When Damien won the Fellowship, he was developing an interest in construction as well as design and his hopes for CLT as a material were that it could allow a new level of flexibility and problem solving on the construction site that would increase productivity and reduce delays.

“Early in my career I imagined a more fluid process for architecture, one punctuated by greater collaboration between client, builder and designer on site,” says Damien. 

“But I’ve discovered over 14 years in both design and construction businesses that collaboration with clients is best achieved up front, before breaking ground,” says Damien.

“Everyone lives in a home, and therefore I believe we’ve all got this strange and intimate knowledge of what a home should look like and how it can function best.

“We hear our clients loud and clear. Some want to leave everything to us and others like to stay in touch – but the collaboration and innovation must happen at the front end of the project.”

Damien says his clients are a unique breed, drawn to work with the practice because they’ve experienced his work, they’ve talked about it with past clients, or they’ve felt a connection upon meeting Damien and discussing their project with his team.

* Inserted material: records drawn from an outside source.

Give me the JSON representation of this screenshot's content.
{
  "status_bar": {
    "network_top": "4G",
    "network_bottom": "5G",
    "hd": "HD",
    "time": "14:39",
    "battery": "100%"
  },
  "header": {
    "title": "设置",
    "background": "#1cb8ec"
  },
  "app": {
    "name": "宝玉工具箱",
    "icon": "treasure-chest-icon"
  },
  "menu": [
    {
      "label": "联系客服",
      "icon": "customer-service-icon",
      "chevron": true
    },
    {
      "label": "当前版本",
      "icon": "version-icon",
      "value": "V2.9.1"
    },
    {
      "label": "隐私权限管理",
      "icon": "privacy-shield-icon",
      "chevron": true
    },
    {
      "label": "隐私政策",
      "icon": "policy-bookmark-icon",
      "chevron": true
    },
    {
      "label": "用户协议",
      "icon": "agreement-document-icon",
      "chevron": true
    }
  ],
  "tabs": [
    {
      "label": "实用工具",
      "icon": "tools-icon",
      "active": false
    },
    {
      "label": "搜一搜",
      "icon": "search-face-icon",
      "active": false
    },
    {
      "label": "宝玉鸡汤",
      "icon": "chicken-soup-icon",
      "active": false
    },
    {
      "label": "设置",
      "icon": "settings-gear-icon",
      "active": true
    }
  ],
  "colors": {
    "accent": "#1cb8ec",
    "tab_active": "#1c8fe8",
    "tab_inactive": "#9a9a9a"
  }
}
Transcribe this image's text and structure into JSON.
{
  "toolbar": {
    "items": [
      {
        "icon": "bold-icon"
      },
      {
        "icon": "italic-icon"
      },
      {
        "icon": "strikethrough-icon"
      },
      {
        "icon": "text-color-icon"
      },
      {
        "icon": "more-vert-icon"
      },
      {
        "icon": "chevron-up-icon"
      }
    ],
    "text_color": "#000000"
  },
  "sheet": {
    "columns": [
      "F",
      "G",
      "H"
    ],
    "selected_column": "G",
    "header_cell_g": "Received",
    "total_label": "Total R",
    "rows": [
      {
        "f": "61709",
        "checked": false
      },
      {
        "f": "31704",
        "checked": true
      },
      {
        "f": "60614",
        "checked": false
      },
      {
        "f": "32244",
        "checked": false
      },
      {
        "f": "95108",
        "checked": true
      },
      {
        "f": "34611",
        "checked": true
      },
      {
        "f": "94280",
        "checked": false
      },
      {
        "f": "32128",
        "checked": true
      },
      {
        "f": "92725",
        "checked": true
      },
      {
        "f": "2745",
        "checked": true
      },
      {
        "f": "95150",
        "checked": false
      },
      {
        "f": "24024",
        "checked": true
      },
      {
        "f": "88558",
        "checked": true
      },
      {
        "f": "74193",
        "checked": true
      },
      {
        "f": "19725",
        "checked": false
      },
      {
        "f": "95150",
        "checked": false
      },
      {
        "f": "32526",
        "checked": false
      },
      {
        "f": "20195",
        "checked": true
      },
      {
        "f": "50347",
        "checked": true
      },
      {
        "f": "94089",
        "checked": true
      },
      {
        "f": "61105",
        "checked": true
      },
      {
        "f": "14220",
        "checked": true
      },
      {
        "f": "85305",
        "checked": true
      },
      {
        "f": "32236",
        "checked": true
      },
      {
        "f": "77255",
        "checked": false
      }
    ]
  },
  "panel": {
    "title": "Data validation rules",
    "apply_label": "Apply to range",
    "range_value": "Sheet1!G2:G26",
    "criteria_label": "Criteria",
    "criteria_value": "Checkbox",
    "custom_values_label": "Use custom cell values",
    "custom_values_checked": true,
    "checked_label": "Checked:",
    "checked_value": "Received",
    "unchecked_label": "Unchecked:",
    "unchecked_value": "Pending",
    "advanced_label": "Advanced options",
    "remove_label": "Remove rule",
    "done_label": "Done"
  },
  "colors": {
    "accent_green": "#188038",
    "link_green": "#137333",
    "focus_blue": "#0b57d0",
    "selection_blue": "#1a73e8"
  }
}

Damien’s love of architecture as a philosophical as well as material pursuit is obvious as he dips in and out of the academic, theoretical as well as practical sides of the profession. He references the work of Italian architect Carlo Scarpa as a way to interpret his own practice’s sense and sensibility.

“He wasn’t exactly prolific but he did a lot of important work throughout the mid 20th Century. His work is meticulously detailed, but often there are follies present, too – special moments he would have obsessed over, which weren’t the most important part of the brief,” Damien explains.

Damien Chwalisz Architects is definitely from the Scarpa school of thought.

The building we’re in for this interview – Damien’s home, in progress – is emblematic of his in-situ and innovative process. The volumes of this structure bear no semblance of the weight of the steel ‘I’ beams and double brick construction. Instead, the space runs airily along intriguing geometries that – at times – cinch together before opening up and out to the views beyond.

The experience of this home pulls you into the now, while also hinting at a future for architecture.

Eclectic materiality. And chickens.

 

Giant windows articulate a worldly view of Adelaide – spread across the Kaurna plains – while earthy brick archways frame and anchor the Australian bush around us in a way that makes us feel like Damien has unearthed, rather than erected this temple-like structure.

The atmosphere this building generates reveals DCA’s skill and interest in dealing with heritage materials through a completely new and forward-thinking attitude. 

The materials are largely reclaimed, or salvaged. We ask about sustainability as a theme and the architect pauses before responding.

“Fundamentally, sustainability is about energy consumption through the entire lifecycle of a building,” states Damien. “It should be inherent in your thinking, not a marketing tool.”

“If a building is working in the best way it can, but is also offering the owner a tailored piece of architecture, which satisfies all of their curiosities and deeper personality traits, then it becomes atmospheric; and is wholistically sustainable.

“If you combine science, atmosphere and artfulness then that’s becoming a much more meaningful space for us to inhabit.”

This approach permeates the company, which is just as happy to take on a $10,000 bathroom renovation as it is a $3 million+ new house build, multi-storey residential or commercial project.

Over their long career of pushing boundaries, innovating on site and constantly seeking to save energy and maximize fulfillment in every project they undertake, the company has come to enjoy the process above all else.

Ask any artist and they’ll say the same thing. Their art doesn’t hang in the gallery – it exists in the process of making something truly memorable.